Key resources to help schools implement testing programs efficiently are now available at no charge to schools, including a statewide data platform, ample test kit supplies, and training and technical support, along with an additional one billion dollars in federal dollars to California to support school testing.
Lessons learned from the California school testing include:
- Large-scale screening using rapid testing for COVID-19 is feasible in schools
- 90% of parents (n=225) feel more confident having their child return to in-person instruction because of the rapid COVID testing program at their child’s school, while 87% of parents reported that the rapid COVID-19 testing at their child’s school helps keep their family safe, according to a survey of SOS parent participants
- Positivity rates are low, with only one tenth of one percent (0.1%) positives among the more than 27,000 tests in the SOS pilot sites
- The ABBOTT BinaxNow rapid tests have very low false positive rates – almost all positive rapid tests proved to be real infections when confirmed through follow-up PCR testing
- Testing can be performed by trained individuals who do not need to be health professionals
- Rapid testing can help quickly diagnose people with symptoms, evaluate those exposed to COVID, and screen the unvaccinated to check for asymptomatic infections that can still spread the virus.

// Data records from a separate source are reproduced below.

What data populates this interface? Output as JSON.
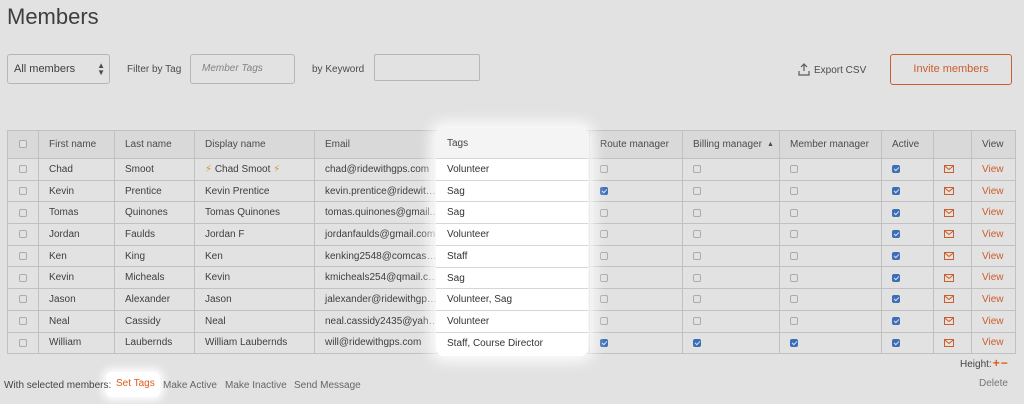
{
  "page": {
    "title": "Members"
  },
  "filters": {
    "scope_value": "All members",
    "tag_label": "Filter by Tag",
    "tag_placeholder": "Member Tags",
    "keyword_label": "by Keyword",
    "keyword_value": ""
  },
  "toolbar": {
    "export_label": "Export CSV",
    "invite_label": "Invite members"
  },
  "table": {
    "headers": {
      "first_name": "First name",
      "last_name": "Last name",
      "display_name": "Display name",
      "email": "Email",
      "tags": "Tags",
      "route_manager": "Route manager",
      "billing_manager": "Billing manager",
      "member_manager": "Member manager",
      "active": "Active",
      "view": "View"
    },
    "sorted_column": "billing_manager",
    "sort_direction": "asc",
    "rows": [
      {
        "first": "Chad",
        "last": "Smoot",
        "display": "Chad Smoot",
        "display_bolts": true,
        "email": "chad@ridewithgps.com",
        "tags": "Volunteer",
        "route": false,
        "billing": false,
        "member": false,
        "active": true,
        "view": "View"
      },
      {
        "first": "Kevin",
        "last": "Prentice",
        "display": "Kevin Prentice",
        "display_bolts": false,
        "email": "kevin.prentice@ridewit…",
        "tags": "Sag",
        "route": true,
        "billing": false,
        "member": false,
        "active": true,
        "view": "View"
      },
      {
        "first": "Tomas",
        "last": "Quinones",
        "display": "Tomas Quinones",
        "display_bolts": false,
        "email": "tomas.quinones@gmail.…",
        "tags": "Sag",
        "route": false,
        "billing": false,
        "member": false,
        "active": true,
        "view": "View"
      },
      {
        "first": "Jordan",
        "last": "Faulds",
        "display": "Jordan F",
        "display_bolts": false,
        "email": "jordanfaulds@gmail.com",
        "tags": "Volunteer",
        "route": false,
        "billing": false,
        "member": false,
        "active": true,
        "view": "View"
      },
      {
        "first": "Ken",
        "last": "King",
        "display": "Ken",
        "display_bolts": false,
        "email": "kenking2548@comcas…",
        "tags": "Staff",
        "route": false,
        "billing": false,
        "member": false,
        "active": true,
        "view": "View"
      },
      {
        "first": "Kevin",
        "last": "Micheals",
        "display": "Kevin",
        "display_bolts": false,
        "email": "kmicheals254@qmail.c…",
        "tags": "Sag",
        "route": false,
        "billing": false,
        "member": false,
        "active": true,
        "view": "View"
      },
      {
        "first": "Jason",
        "last": "Alexander",
        "display": "Jason",
        "display_bolts": false,
        "email": "jalexander@ridewithgp…",
        "tags": "Volunteer, Sag",
        "route": false,
        "billing": false,
        "member": false,
        "active": true,
        "view": "View"
      },
      {
        "first": "Neal",
        "last": "Cassidy",
        "display": "Neal",
        "display_bolts": false,
        "email": "neal.cassidy2435@yah…",
        "tags": "Volunteer",
        "route": false,
        "billing": false,
        "member": false,
        "active": true,
        "view": "View"
      },
      {
        "first": "William",
        "last": "Laubernds",
        "display": "William Laubernds",
        "display_bolts": false,
        "email": "will@ridewithgps.com",
        "tags": "Staff, Course Director",
        "route": true,
        "billing": true,
        "member": true,
        "active": true,
        "view": "View"
      }
    ]
  },
  "height_control": {
    "label": "Height:",
    "plus": "+",
    "minus": "−"
  },
  "bulk": {
    "label": "With selected members:",
    "actions": [
      "Set Tags",
      "Make Active",
      "Make Inactive",
      "Send Message"
    ],
    "delete_label": "Delete"
  },
  "colors": {
    "accent": "#e25a1c",
    "checkbox": "#2f6fce",
    "overlay": "rgba(110,110,110,0.2)"
  },
  "icons": {
    "export": "upload-icon",
    "message": "envelope-icon",
    "bolt": "lightning-bolt-icon",
    "sort": "sort-ascending-icon"
  }
}
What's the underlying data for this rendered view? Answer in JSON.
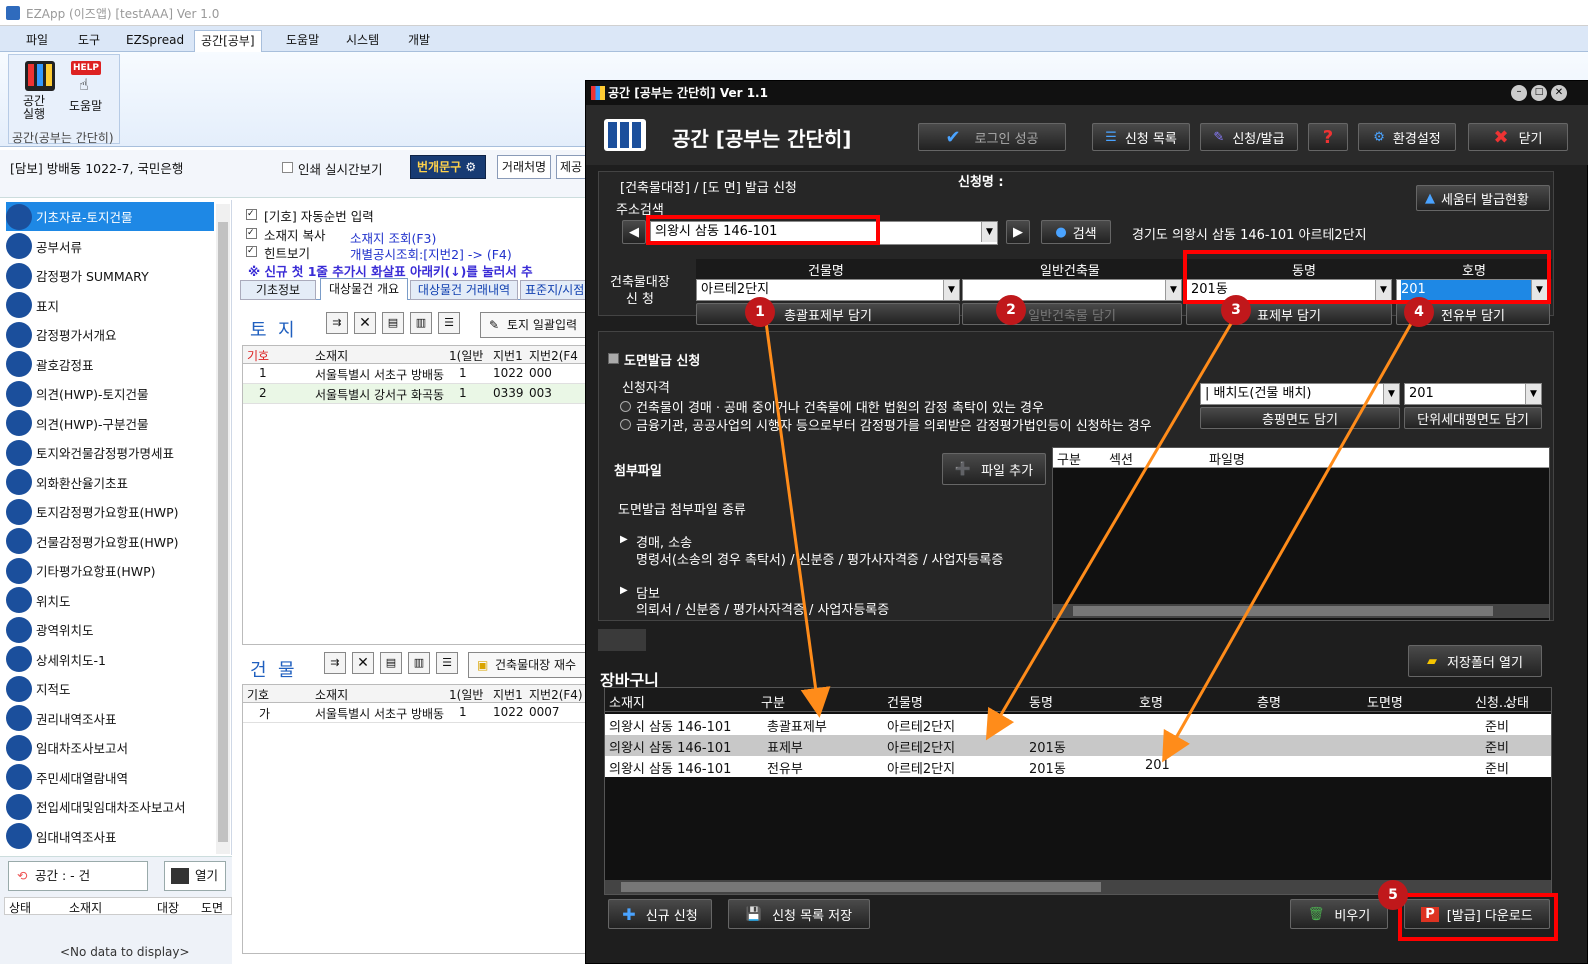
{
  "app": {
    "title": "EZApp (이즈앱) [testAAA] Ver 1.0"
  },
  "ribbon": {
    "tabs": [
      "파일",
      "도구",
      "EZSpread",
      "공간[공부]",
      "도움말",
      "시스템",
      "개발"
    ],
    "group_label": "공간(공부는 간단히)",
    "btn_run": "공간\n실행",
    "btn_help": "도움말",
    "help_badge": "HELP"
  },
  "toolbar": {
    "doc_title": "[담보] 방배동 1022-7, 국민은행",
    "print_check": "인쇄 실시간보기",
    "bungae": "번개문구",
    "tradename": "거래처명",
    "submit": "제공"
  },
  "sidebar": {
    "items": [
      "기초자료-토지건물",
      "공부서류",
      "감정평가 SUMMARY",
      "표지",
      "감정평가서개요",
      "괄호감정표",
      "의견(HWP)-토지건물",
      "의견(HWP)-구분건물",
      "토지와건물감정평가명세표",
      "외화환산율기초표",
      "토지감정평가요항표(HWP)",
      "건물감정평가요항표(HWP)",
      "기타평가요항표(HWP)",
      "위치도",
      "광역위치도",
      "상세위치도-1",
      "지적도",
      "권리내역조사표",
      "임대차조사보고서",
      "주민세대열람내역",
      "전입세대및임대차조사보고서",
      "임대내역조사표"
    ],
    "space_btn": "공간 : - 건",
    "open_btn": "열기",
    "bottom_cols": [
      "상태",
      "소재지",
      "대장",
      "도면"
    ],
    "no_data": "<No data to display>"
  },
  "middle": {
    "check1": "[기호] 자동순번 입력",
    "check2": "소재지 복사",
    "check3": "힌트보기",
    "link1": "소재지 조회(F3)",
    "link2": "개별공시조회:[지번2] -> (F4)",
    "notice": "※ 신규 첫 1줄 추가시 화살표 아래키(↓)를 눌러서 추",
    "tabs": [
      "기초정보",
      "대상물건 개요",
      "대상물건 거래내역",
      "표준지/시점"
    ],
    "land_title": "토  지",
    "land_btn": "토지 일괄입력",
    "land_cols": [
      "기호",
      "소재지",
      "1(일반",
      "지번1",
      "지번2(F4"
    ],
    "land_rows": [
      [
        "1",
        "서울특별시 서초구 방배동",
        "1",
        "1022",
        "000"
      ],
      [
        "2",
        "서울특별시 강서구 화곡동",
        "1",
        "0339",
        "003"
      ]
    ],
    "bld_title": "건  물",
    "bld_btn": "건축물대장 재수",
    "bld_cols": [
      "기호",
      "소재지",
      "1(일반",
      "지번1",
      "지번2(F4)"
    ],
    "bld_rows": [
      [
        "가",
        "서울특별시 서초구 방배동",
        "1",
        "1022",
        "0007"
      ]
    ]
  },
  "win": {
    "title": "공간 [공부는 간단히] Ver 1.1",
    "brand": "공간 [공부는 간단히]",
    "login": "로그인 성공",
    "list_btn": "신청 목록",
    "apply_btn": "신청/발급",
    "help_btn": "?",
    "settings_btn": "환경설정",
    "close_btn": "닫기",
    "apply_header": "[건축물대장]  / [도 면]  발급 신청",
    "applicant": "신청명 :",
    "seumter": "세움터 발급현황",
    "addr_label": "주소검색",
    "addr_value": "의왕시 삼동 146-101",
    "search_btn": "검색",
    "addr_result": "경기도 의왕시 삼동 146-101 아르테2단지",
    "bld_apply_label": "건축물대장\n신 청",
    "col_bldname": "건물명",
    "col_general": "일반건축물",
    "col_dong": "동명",
    "col_ho": "호명",
    "bldname_val": "아르테2단지",
    "dong_val": "201동",
    "ho_val": "201",
    "btn_total": "총괄표제부 담기",
    "btn_general": "일반건축물 담기",
    "btn_title": "표제부 담기",
    "btn_exclusive": "전유부 담기",
    "drawing_apply": "도면발급 신청",
    "qualification": "신청자격",
    "qual1": "건축물이 경매ㆍ공매 중이거나 건축물에 대한 법원의 감정 촉탁이 있는 경우",
    "qual2": "금융기관, 공공사업의 시행자 등으로부터 감정평가를 의뢰받은 감정평가법인등이 신청하는 경우",
    "drawing_type": "| 배치도(건물 배치)",
    "drawing_ho": "201",
    "btn_floor": "층평면도 담기",
    "btn_unit": "단위세대평면도 담기",
    "attach": "첨부파일",
    "add_file": "파일 추가",
    "attach_cols": [
      "구분",
      "섹션",
      "파일명"
    ],
    "attach_kinds": "도면발급 첨부파일 종류",
    "auction_title": "경매, 소송",
    "auction_docs": "명령서(소송의 경우 촉탁서) / 신분증 / 평가사자격증 / 사업자등록증",
    "mortgage_title": "담보",
    "mortgage_docs": "의뢰서 / 신분증 / 평가사자격증 / 사업자등록증",
    "basket": "장바구니",
    "save_folder": "저장폴더 열기",
    "basket_cols": [
      "소재지",
      "구분",
      "건물명",
      "동명",
      "호명",
      "층명",
      "도면명",
      "신청...",
      "상태"
    ],
    "basket_rows": [
      [
        "의왕시 삼동 146-101",
        "총괄표제부",
        "아르테2단지",
        "",
        "",
        "",
        "",
        "",
        "준비"
      ],
      [
        "의왕시 삼동 146-101",
        "표제부",
        "아르테2단지",
        "201동",
        "",
        "",
        "",
        "",
        "준비"
      ],
      [
        "의왕시 삼동 146-101",
        "전유부",
        "아르테2단지",
        "201동",
        "201",
        "",
        "",
        "",
        "준비"
      ]
    ],
    "new_btn": "신규 신청",
    "save_list_btn": "신청 목록 저장",
    "clear_btn": "비우기",
    "download_btn": "[발급] 다운로드"
  },
  "callouts": [
    "1",
    "2",
    "3",
    "4",
    "5"
  ],
  "colors": {
    "accent_red": "#ff0000",
    "arrow": "#ff8c1a",
    "selection": "#1e88e5"
  }
}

“The State of California can now support any school in the state to provide free Rapid COVID testing and PCR confirmation testing over the summer and fall to prevent outbreaks and test anyone with symptoms. Testing in schools provides an important tool to assure the safe return of all our children to on-site learning” said Naomi Bardach, MD, MAS, Lead of the Safe Schools for All Team at California Health and Human Services.
Any school in California can prepare for rapid testing over the summer session or fall by completing the state Interest form at http://bit.ly/Rapidtesting, or can learn more at the state’s schools testing website. For more information on school testing from the Safely Opening Schools Project contact email@example.com.
Safely Opening Schools is a collaborative project of the Public Health Institute working with the California Department of Public Health to develop testing strategies and scale-up rapid antigen testing in schools to support safe reopening. It is funded by The California Endowment, Ballmer Group, and the Chan Zuckerberg Initiative as part of Together Toward Health, a program of the Public Health Institute.